Today's trek, however, will involve some particularly sticky wickets. On the previous night, the Explorer had solicited the benedictions of Burbank Studios, Lakeside Country Club, CBS Studio Center. . . .

Unmoved by the imperatives of history, Burbank Studios had been stiffer than buckram. ("The man in the moon couldn't get in here," said publicity director Shirley Krims. "Suppose you fell in a hole?") The gate guard at Lakeside had called the manager, who had said no sweat, just submit a registered letter to the chairman of the committee on illicit ingress. Jim Gardner, CBS security chief and a font of river lore, had vacillated, but genially.

Today, then, the situation demands dead-serious contemplation, and high over the river, overlooking the Land of Milk and Money, the Explorer plots his strategy from a stone bench in Forest Lawn.

Yma Sumac and a Hip Flask

Even opposite Burbank Studios, access to the south side of the river is as arduous as it is unrewarding: Nothing to see in the vertical-sided channel but a beach ball, a full-sized bowling pin, two grapefruits, a Yma Sumac LP, a hip flask and a series of inexplicable traffic bumps impeding nothing but an already sluggish green gargle.
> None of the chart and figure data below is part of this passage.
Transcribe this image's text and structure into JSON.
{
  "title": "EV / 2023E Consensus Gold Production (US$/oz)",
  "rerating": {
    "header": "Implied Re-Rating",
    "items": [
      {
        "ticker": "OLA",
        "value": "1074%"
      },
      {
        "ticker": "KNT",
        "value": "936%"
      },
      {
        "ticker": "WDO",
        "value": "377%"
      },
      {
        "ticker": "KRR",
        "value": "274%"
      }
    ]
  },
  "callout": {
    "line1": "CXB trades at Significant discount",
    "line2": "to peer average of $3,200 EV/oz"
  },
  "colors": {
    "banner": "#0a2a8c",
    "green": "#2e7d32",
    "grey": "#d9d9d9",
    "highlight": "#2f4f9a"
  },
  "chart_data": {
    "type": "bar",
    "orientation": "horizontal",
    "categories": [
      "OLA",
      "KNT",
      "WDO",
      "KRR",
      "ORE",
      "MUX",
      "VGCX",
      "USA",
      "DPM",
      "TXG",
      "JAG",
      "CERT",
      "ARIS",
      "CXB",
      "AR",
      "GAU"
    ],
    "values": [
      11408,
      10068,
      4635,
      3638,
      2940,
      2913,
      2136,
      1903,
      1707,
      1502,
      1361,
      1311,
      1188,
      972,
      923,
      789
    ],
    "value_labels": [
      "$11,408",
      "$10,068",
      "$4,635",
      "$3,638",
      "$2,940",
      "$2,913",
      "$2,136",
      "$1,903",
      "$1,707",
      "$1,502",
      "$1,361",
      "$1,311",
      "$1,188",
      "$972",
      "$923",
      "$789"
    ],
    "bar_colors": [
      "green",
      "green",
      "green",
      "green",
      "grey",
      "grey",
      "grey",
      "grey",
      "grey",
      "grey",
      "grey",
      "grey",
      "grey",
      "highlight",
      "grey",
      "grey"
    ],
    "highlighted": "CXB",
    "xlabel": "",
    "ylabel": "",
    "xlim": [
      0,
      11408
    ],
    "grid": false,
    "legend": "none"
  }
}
The Explorer crosses at Barham Boulevard, gives the forbidding Burbank Studios a wide berth and segues into nearby Buena Vista Park. In a quiescent cranny, a lovely old pine tree hard by the edge of the bank affords shade.

It is one of the river's rare idyllic recesses, disturbed only by the flutter of a breeze-blown tabloid. Resting on the pine needles, the Explorer spears a passing leaf of the Daily Racing Form. A verse of bookies underneath the bough. . . .

Across the river, 30 yards away, a hobo has determined, against great odds and for reasons known but to God, to reach the unreachable stream. Scratching and clawing, scratched and clawed in turn, he scales one barbed-wire fence, then another, then drops eight feet into a drainage channel. By chance, a sturdy 15-foot metal rod is propped against the river ditch.

Agile if tipsy, the hobo goes down the rod, hand over hand. For 20 minutes, he wanders the wadi, solitary prince of all he surveys. Finally, he picks up a discarded Styrofoam cup. He dips the cup into the runnel and anoints his matted noggin; twice, three times.

Hand over hand up the ladder is a drag, but he makes it. Scaling the ditch wall proves impossible. Undaunted, the hobo disappears up a large concrete pipe. Five minutes later, he reappears, shuffling along Forest Lawn Drive and looking mighty pleased with himself.

From across the river, the Explorer applauds spontaneously. The hobo pauses for a moment, gives an illogically gracious little bow, and hits the open road.

Inspired, the Explorer resolves to surmount his own obstacles. Burbank Studios is not nearly worth the effort: late-model cars and a row of new pickups parked on a riverfront road. For this, they post sentries? Still, noblesse oblige.

West of Burbank, it occurs to him that he is in the vicinity of at least a subsidiary source of the river. Everybody talks about Toluca Lake but nobody does anything about it. The reason becomes apparent: You can't get there from here--not unless you enter the grounds of the Lakeside Country Club.

A pity, too, because it is a bucolic little bayou--two ponds, actually, bisected by a causeway--rimmed by handsome houses, wide lawns and wooden docks. Even a couple of boats, destination nowhere. On one dock, one of those little jockey statues holding a ring for tethering horses. (Sea horses?)

Outlet is at the east end of the lake under two magnificent palms--a manhole-sized pit through which the lake water whirlpools with a Circean slurp en route to its rendezvous with the swinish river.

Virgin Golf Balls

The riverfront bushes along the Lakeside course hide the best class of lost golf ball this side of Riviera, a disproportionate number of them virtually virgins. Flower beds flank immaculate fairways, in startling contrast to the scene directly across the river: Glimpsed between Quonset huts are the outbuildings of a ghost town and the unmistakeable silhouette of a Bronx blackstone (we don't have brownstones in the Bronx any more).

What it is, just a duckhook away, is the back lot of Universal Studios, and what it leads to is a unique establishment: Los Angeles' one and only riverside cafe--three outdoor tables under green-and-white Perrier umbrellas.